Basilique Santa Maria in Montesanto, sur la piazza del Popolo à Rome, où a été créée l'oeuvre.

Fin 1706 ou début 1707, Haendel part pour l'Italie et s'installe principalement à Rome et ses environs jusqu'en 1710. Son principal mécène est alors le marquis (futur prince) Francesco Ruspoli, qui l'emploie comme musicien occasionnel et lui commande de nombreuses cantates profanes. Parallèlement, Haendel se crée un réseau au sein de la société romaine et rencontre trois cardinaux influents : Pietro Ottoboni, Carlo Colonna et Benedetto Pamphili, qui écrira plus tard le livret de l'oratorio Il trionfo del Tempo e del Disinganno (1707), un chef-d'œuvre de Haendel[3].

En 1707, le cardinal Colonna propose à Haendel de composer la musique pour la fête de Notre-Dame du Mont-Carmel, célébrée chaque année le 16 juillet à l'église carmélite Santa Maria in Montesanto de Rome. Colonna, proche de l'ordre des Carmélites, finance ce projet, qui comprend le Dixit Dominus et d'autres psaumes en latin. Cette commande prestigieuse représente pour Haendel, un protestant allemand, une occasion unique de se faire un nom à Rome.

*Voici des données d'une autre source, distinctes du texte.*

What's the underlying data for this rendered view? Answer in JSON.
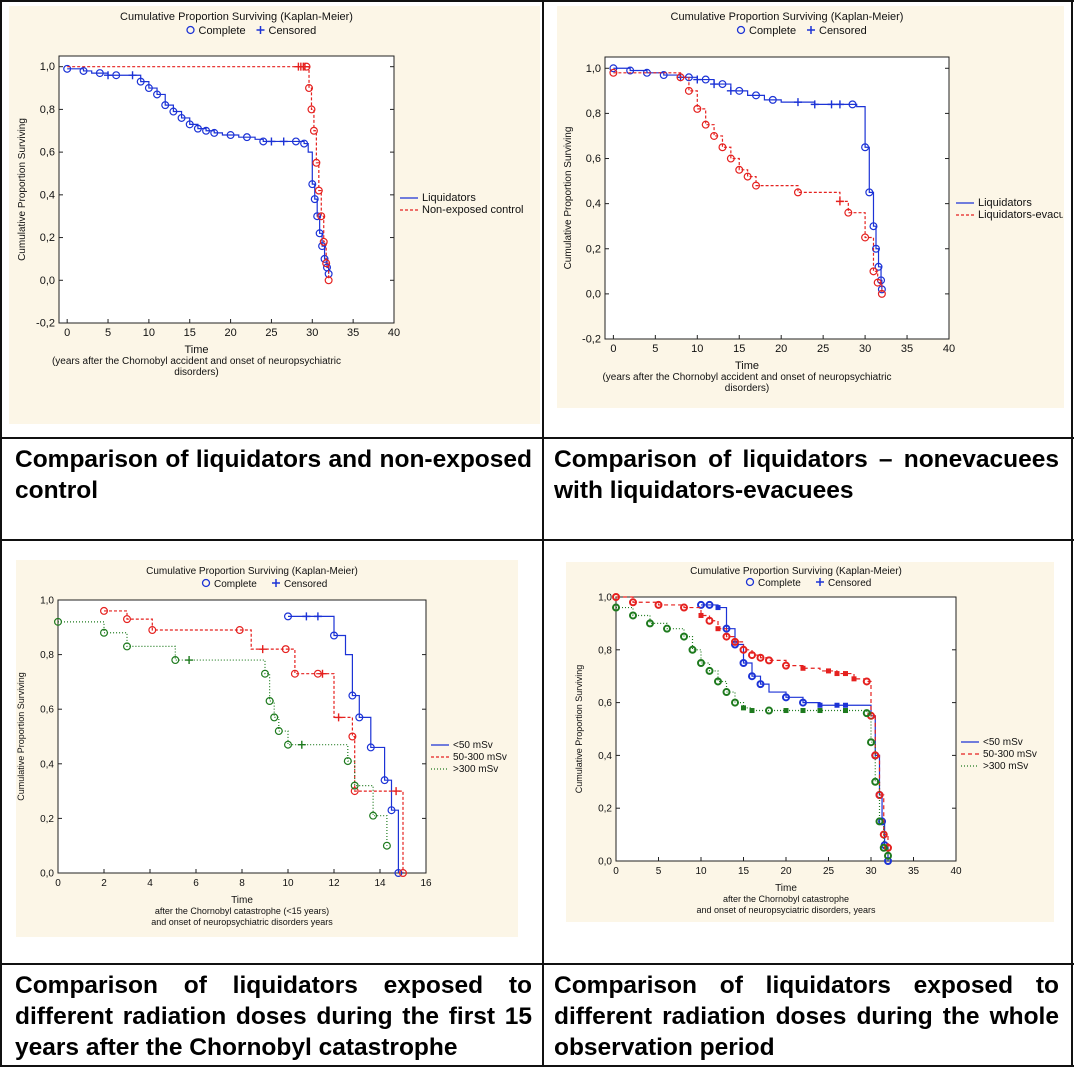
{
  "captions": [
    "Comparison of liquidators and non-exposed control",
    "Comparison of liquidators – nonevacuees with liquidators-evacuees",
    "Comparison of liquidators exposed to different radiation doses during the first 15 years after the Chornobyl catastrophe",
    "Comparison of liquidators exposed to different radiation doses during the whole observation period"
  ],
  "colors": {
    "blue": "#1c33d6",
    "red": "#e5211f",
    "green": "#1e7a1e",
    "panel_bg": "#fcf6e7"
  },
  "chart_data": [
    {
      "type": "line",
      "title": "Cumulative Proportion Surviving (Kaplan-Meier)",
      "marker_legend": [
        "Complete",
        "Censored"
      ],
      "ylabel": "Cumulative Proportion Surviving",
      "xlabel": [
        "Time",
        "(years after the Chornobyl accident and onset of neuropsychiatric",
        "disorders)"
      ],
      "xlim": [
        -1,
        40
      ],
      "ylim": [
        -0.2,
        1.05
      ],
      "xticks": [
        0,
        5,
        10,
        15,
        20,
        25,
        30,
        35,
        40
      ],
      "yticks": [
        -0.2,
        0.0,
        0.2,
        0.4,
        0.6,
        0.8,
        1.0
      ],
      "ytick_labels": [
        "-0,2",
        "0,0",
        "0,2",
        "0,4",
        "0,6",
        "0,8",
        "1,0"
      ],
      "series": [
        {
          "name": "Liquidators",
          "color": "blue",
          "dash": "",
          "x": [
            0,
            1,
            2,
            3,
            4,
            5,
            6,
            7,
            8,
            9,
            10,
            11,
            12,
            13,
            14,
            15,
            16,
            17,
            18,
            19,
            20,
            21,
            22,
            23,
            24,
            25,
            26,
            27,
            28,
            29,
            29.5,
            30,
            30.3,
            30.6,
            30.9,
            31.2,
            31.5,
            31.8,
            32
          ],
          "y": [
            0.99,
            0.99,
            0.98,
            0.97,
            0.97,
            0.96,
            0.96,
            0.96,
            0.96,
            0.93,
            0.9,
            0.87,
            0.82,
            0.79,
            0.76,
            0.73,
            0.71,
            0.7,
            0.69,
            0.68,
            0.68,
            0.67,
            0.67,
            0.66,
            0.65,
            0.65,
            0.65,
            0.65,
            0.65,
            0.64,
            0.6,
            0.45,
            0.38,
            0.3,
            0.22,
            0.16,
            0.1,
            0.06,
            0.03
          ],
          "marked_x": [
            0,
            2,
            4,
            6,
            9,
            10,
            11,
            12,
            13,
            14,
            15,
            16,
            17,
            18,
            20,
            22,
            24,
            28,
            29,
            30,
            30.3,
            30.6,
            30.9,
            31.2,
            31.5,
            31.8,
            32
          ],
          "censored_x": [
            5,
            8,
            25,
            26.5
          ]
        },
        {
          "name": "Non-exposed control",
          "color": "red",
          "dash": "3,2",
          "x": [
            0,
            28,
            29.3,
            29.6,
            29.9,
            30.2,
            30.5,
            30.8,
            31.1,
            31.4,
            31.7,
            32
          ],
          "y": [
            1.0,
            1.0,
            1.0,
            0.9,
            0.8,
            0.7,
            0.55,
            0.42,
            0.3,
            0.18,
            0.08,
            0.0
          ],
          "marked_x": [
            29.3,
            29.6,
            29.9,
            30.2,
            30.5,
            30.8,
            31.1,
            31.4,
            31.7,
            32
          ],
          "censored_x": [
            28.3,
            28.6,
            28.9,
            29.1
          ]
        }
      ]
    },
    {
      "type": "line",
      "title": "Cumulative Proportion Surviving (Kaplan-Meier)",
      "marker_legend": [
        "Complete",
        "Censored"
      ],
      "ylabel": "Cumulative Proportion Surviving",
      "xlabel": [
        "Time",
        "(years after the Chornobyl accident and onset of neuropsychiatric",
        "disorders)"
      ],
      "xlim": [
        -1,
        40
      ],
      "ylim": [
        -0.2,
        1.05
      ],
      "xticks": [
        0,
        5,
        10,
        15,
        20,
        25,
        30,
        35,
        40
      ],
      "yticks": [
        -0.2,
        0.0,
        0.2,
        0.4,
        0.6,
        0.8,
        1.0
      ],
      "ytick_labels": [
        "-0,2",
        "0,0",
        "0,2",
        "0,4",
        "0,6",
        "0,8",
        "1,0"
      ],
      "series": [
        {
          "name": "Liquidators",
          "color": "blue",
          "dash": "",
          "x": [
            0,
            2,
            4,
            6,
            8,
            10,
            12,
            14,
            16,
            18,
            20,
            22,
            24,
            26,
            28,
            29,
            30,
            30.5,
            31,
            31.3,
            31.6,
            31.9,
            32
          ],
          "y": [
            1.0,
            0.99,
            0.98,
            0.97,
            0.96,
            0.95,
            0.93,
            0.9,
            0.88,
            0.86,
            0.85,
            0.85,
            0.84,
            0.84,
            0.84,
            0.83,
            0.65,
            0.45,
            0.3,
            0.2,
            0.12,
            0.06,
            0.02
          ],
          "marked_x": [
            0,
            2,
            4,
            6,
            9,
            11,
            13,
            15,
            17,
            19,
            28.5,
            30,
            30.5,
            31,
            31.3,
            31.6,
            31.9,
            32
          ],
          "censored_x": [
            8,
            10,
            12,
            14,
            22,
            24,
            26,
            27
          ]
        },
        {
          "name": "Liquidators-evacuees",
          "color": "red",
          "dash": "3,2",
          "x": [
            0,
            7,
            8,
            9,
            10,
            11,
            12,
            13,
            14,
            15,
            16,
            17,
            18,
            20,
            22,
            24,
            26,
            27,
            28,
            30,
            31,
            31.5,
            32
          ],
          "y": [
            0.98,
            0.98,
            0.96,
            0.9,
            0.82,
            0.75,
            0.7,
            0.65,
            0.6,
            0.55,
            0.52,
            0.48,
            0.48,
            0.48,
            0.45,
            0.45,
            0.45,
            0.41,
            0.36,
            0.25,
            0.1,
            0.05,
            0.0
          ],
          "marked_x": [
            0,
            8,
            9,
            10,
            11,
            12,
            13,
            14,
            15,
            16,
            17,
            22,
            28,
            30,
            31,
            31.5,
            32
          ],
          "censored_x": [
            27
          ]
        }
      ]
    },
    {
      "type": "line",
      "title": "Cumulative Proportion Surviving (Kaplan-Meier)",
      "marker_legend": [
        "Complete",
        "Censored"
      ],
      "ylabel": "Cumulative Proportion Surviving",
      "xlabel": [
        "Time",
        "after the Chornobyl catastrophe (<15 years)",
        "and onset of neuropsychiatric disorders years"
      ],
      "xlim": [
        0,
        16
      ],
      "ylim": [
        0.0,
        1.0
      ],
      "xticks": [
        0,
        2,
        4,
        6,
        8,
        10,
        12,
        14,
        16
      ],
      "yticks": [
        0.0,
        0.2,
        0.4,
        0.6,
        0.8,
        1.0
      ],
      "ytick_labels": [
        "0,0",
        "0,2",
        "0,4",
        "0,6",
        "0,8",
        "1,0"
      ],
      "series": [
        {
          "name": "<50 mSv",
          "color": "blue",
          "dash": "",
          "x": [
            10,
            12,
            12.5,
            12.8,
            13.1,
            13.6,
            14.2,
            14.5,
            14.8
          ],
          "y": [
            0.94,
            0.87,
            0.8,
            0.65,
            0.57,
            0.46,
            0.34,
            0.23,
            0.0
          ],
          "marked_x": [
            10,
            12,
            12.8,
            13.1,
            13.6,
            14.2,
            14.5,
            14.8
          ],
          "censored_x": [
            10.8,
            11.3
          ]
        },
        {
          "name": "50-300 mSv",
          "color": "red",
          "dash": "3,2",
          "x": [
            2,
            3,
            4.1,
            7.9,
            8.4,
            9.9,
            10.3,
            11.3,
            12,
            12.8,
            12.9,
            13.4,
            14.7,
            15
          ],
          "y": [
            0.96,
            0.93,
            0.89,
            0.89,
            0.82,
            0.82,
            0.73,
            0.73,
            0.57,
            0.5,
            0.3,
            0.3,
            0.3,
            0.0
          ],
          "marked_x": [
            2,
            3,
            4.1,
            7.9,
            9.9,
            10.3,
            11.3,
            12.8,
            12.9,
            15
          ],
          "censored_x": [
            8.9,
            11.5,
            12.2,
            14.7
          ]
        },
        {
          "name": ">300 mSv",
          "color": "green",
          "dash": "1,2",
          "x": [
            0,
            2,
            3,
            5.1,
            9,
            9.2,
            9.4,
            9.6,
            10,
            12.6,
            12.9,
            13.7,
            14.3
          ],
          "y": [
            0.92,
            0.88,
            0.83,
            0.78,
            0.73,
            0.63,
            0.57,
            0.52,
            0.47,
            0.41,
            0.32,
            0.21,
            0.1
          ],
          "marked_x": [
            0,
            2,
            3,
            5.1,
            9,
            9.2,
            9.4,
            9.6,
            10,
            12.6,
            12.9,
            13.7,
            14.3
          ],
          "censored_x": [
            5.7,
            10.6
          ]
        }
      ]
    },
    {
      "type": "scatter",
      "title": "Cumulative Proportion Surviving (Kaplan-Meier)",
      "marker_legend": [
        "Complete",
        "Censored"
      ],
      "ylabel": "Cumulative Proportion Surviving",
      "xlabel": [
        "Time",
        "after the Chornobyl catastrophe",
        "and onset of neuropsyciatric disorders, years"
      ],
      "xlim": [
        0,
        40
      ],
      "ylim": [
        0.0,
        1.0
      ],
      "xticks": [
        0,
        5,
        10,
        15,
        20,
        25,
        30,
        35,
        40
      ],
      "yticks": [
        0.0,
        0.2,
        0.4,
        0.6,
        0.8,
        1.0
      ],
      "ytick_labels": [
        "0,0",
        "0,2",
        "0,4",
        "0,6",
        "0,8",
        "1,0"
      ],
      "series": [
        {
          "name": "<50 mSv",
          "color": "blue",
          "dash": "",
          "x": [
            10,
            11,
            12,
            13,
            14,
            15,
            16,
            17,
            18,
            20,
            22,
            24,
            26,
            28,
            30,
            30.5,
            31,
            31.3,
            31.6,
            32
          ],
          "y": [
            0.97,
            0.97,
            0.96,
            0.88,
            0.82,
            0.75,
            0.7,
            0.67,
            0.64,
            0.62,
            0.6,
            0.59,
            0.59,
            0.59,
            0.55,
            0.4,
            0.25,
            0.15,
            0.06,
            0.0
          ],
          "marked_x": [
            10,
            11,
            13,
            14,
            15,
            16,
            17,
            20,
            22,
            30.5,
            31,
            31.3,
            31.6,
            32
          ],
          "censored_x": [
            12,
            24,
            26,
            27
          ]
        },
        {
          "name": "50-300 mSv",
          "color": "red",
          "dash": "4,3",
          "x": [
            0,
            2,
            5,
            8,
            10,
            11,
            12,
            13,
            14,
            15,
            16,
            17,
            18,
            20,
            22,
            24,
            26,
            28,
            29.5,
            30,
            30.5,
            31,
            31.5,
            32
          ],
          "y": [
            1.0,
            0.98,
            0.97,
            0.96,
            0.93,
            0.91,
            0.88,
            0.85,
            0.83,
            0.8,
            0.78,
            0.77,
            0.76,
            0.74,
            0.73,
            0.72,
            0.71,
            0.69,
            0.68,
            0.55,
            0.4,
            0.25,
            0.1,
            0.05
          ],
          "marked_x": [
            0,
            2,
            5,
            8,
            11,
            13,
            14,
            15,
            16,
            17,
            18,
            20,
            29.5,
            30,
            30.5,
            31,
            31.5,
            32
          ],
          "censored_x": [
            10,
            12,
            22,
            25,
            26,
            27,
            28
          ]
        },
        {
          "name": ">300 mSv",
          "color": "green",
          "dash": "1,2",
          "x": [
            0,
            2,
            4,
            6,
            8,
            9,
            10,
            11,
            12,
            13,
            14,
            15,
            16,
            18,
            20,
            22,
            24,
            26,
            28,
            29.5,
            30,
            30.5,
            31,
            31.5,
            32
          ],
          "y": [
            0.96,
            0.93,
            0.9,
            0.88,
            0.85,
            0.8,
            0.75,
            0.72,
            0.68,
            0.64,
            0.6,
            0.58,
            0.57,
            0.57,
            0.57,
            0.57,
            0.57,
            0.57,
            0.57,
            0.56,
            0.45,
            0.3,
            0.15,
            0.05,
            0.02
          ],
          "marked_x": [
            0,
            2,
            4,
            6,
            8,
            9,
            10,
            11,
            12,
            13,
            14,
            18,
            29.5,
            30,
            30.5,
            31,
            31.5,
            32
          ],
          "censored_x": [
            15,
            16,
            20,
            22,
            24,
            27
          ]
        }
      ]
    }
  ]
}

Le Dixit Dominus et le Nisi Dominus, également composé en 1707, ont très probablement été chantés lors des secondes vêpres de la fête[3].

Elle touche si profondément les autorités religieuses que celles-ci lui proposent de se convertir au catholicisme, ce qu'il décline poliment[4].

Selon Constance Luzzazi, la partition autographe suggère une composition antérieure dans des circonstances inconnues[5]. L'autographe de cette partition, conservée à Münster, est la plus ancienne connue de Haendel[6].

Le roi Melchisédech, par Michael Willmann (1681)

Le texte est issu du Psaume 110 (109), sauf le mouvement final, la doxologie, qui est le Gloire au Père.

Ce psaume est l'un des plus obscurs et son interprétation varie selon les religions (juive ou chrétienne) et les exégètes, toutefois on s'accorde - dans une tradition chrétienne - à lui donner une signification ayant trait à la venue du Messie, qui - toujours dans cette tradition - est le Christ[7].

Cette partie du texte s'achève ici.